Além disso, estas práticas unem os nossos dois grandes
amores, Cristo e Maria, em um momento da semana. “Procura dar graças a Jesus na
Eucaristia, cantando louvores a Nossa Senhora, a Virgem pura, a sem mancha,
aquela que trouxe ao mundo o Senhor. E, com audácia de criança, atreve-te a
dizer a Jesus: – Meu lindo Amor, bendita seja a Mãe que te trouxe ao mundo! Com
certeza que Lhe agradas, e Ele porá na tua alma ainda mais amor”[2].
Comer com os olhos
A origem histórica da exposição e bênção eucarísticas
encontra-se no desenvolvimento da espiritualidade e da teologia sobre a
Eucaristia que ocorreu na Idade Média.

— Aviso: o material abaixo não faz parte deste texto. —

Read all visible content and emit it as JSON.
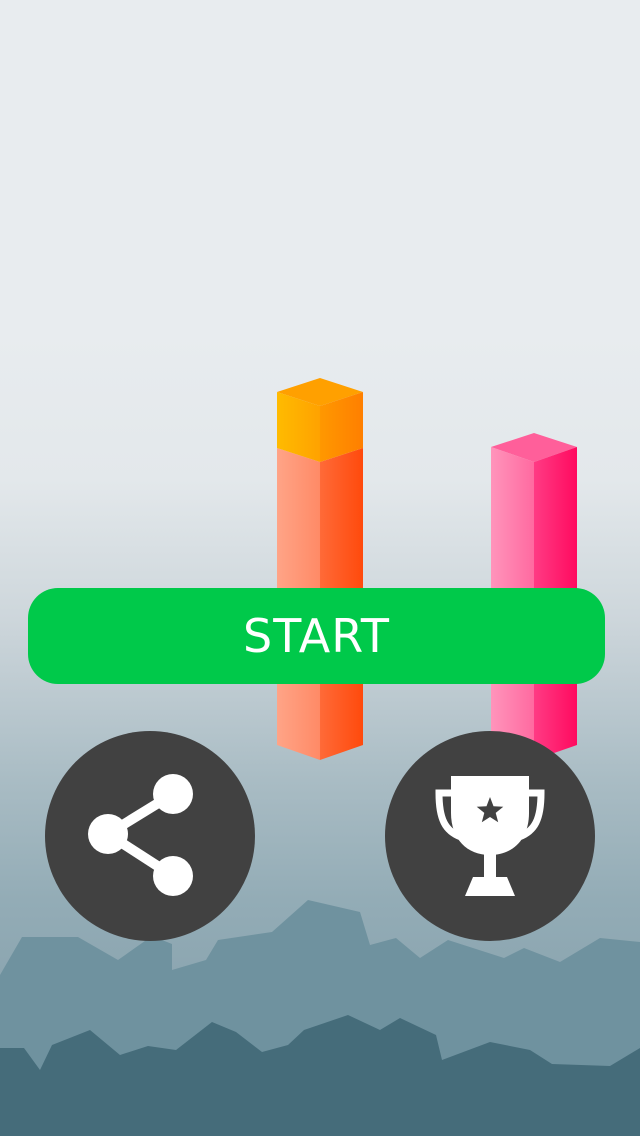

Os ensinamentos da Igreja que respondiam
e refutavam quem negava a presença real de Cristo na Eucaristia, bem como
o milagre
de Bolsena (1263) – que deu origem à festa de Corpus
Christi –, suscitaram um grande movimento de devoção no povo
cristão. O florescimento das procissões eucarísticas, o gesto da genuflexão
diante das sagradas espécies, a sua elevação durante a consagração da Missa e a
maior importância que o sacrário adquiriu nos templos são algumas das
manifestações da progressiva reverência ao Santíssimo Sacramento que o Espírito
Santo suscitava na Igreja.
Crescia nos fiéis um desejo ardente de contemplar a Hóstia
Santa para se nutrir espiritualmente dela: era a chamada manducatio
per visum (comer com os olhos). No entanto, surgiu um problema:
esta visão ficava limitada ao tempo da sua elevação durante o cânone da Missa.
Por isso, algumas dioceses da Alemanha começaram a difundir no século XIV o
costume de manter o Santíssimo Sacramento exposto durante períodos de tempo
mais longos, em momentos diferentes da celebração eucarística. A exposição era
animada por cânticos tirados da Liturgia das Horas e da Missa da festa de Corpus
Christi, cujos textos foram compostos por São Tomás de Aquino: Pange
lingua, O salutaris Hostia,Tantum ergo, Ecce
panis angelorum…
O culto eucarístico fora da Missa continuou a se difundir
nos séculos seguintes, especialmente depois do Concílio de Trento (1545-1563).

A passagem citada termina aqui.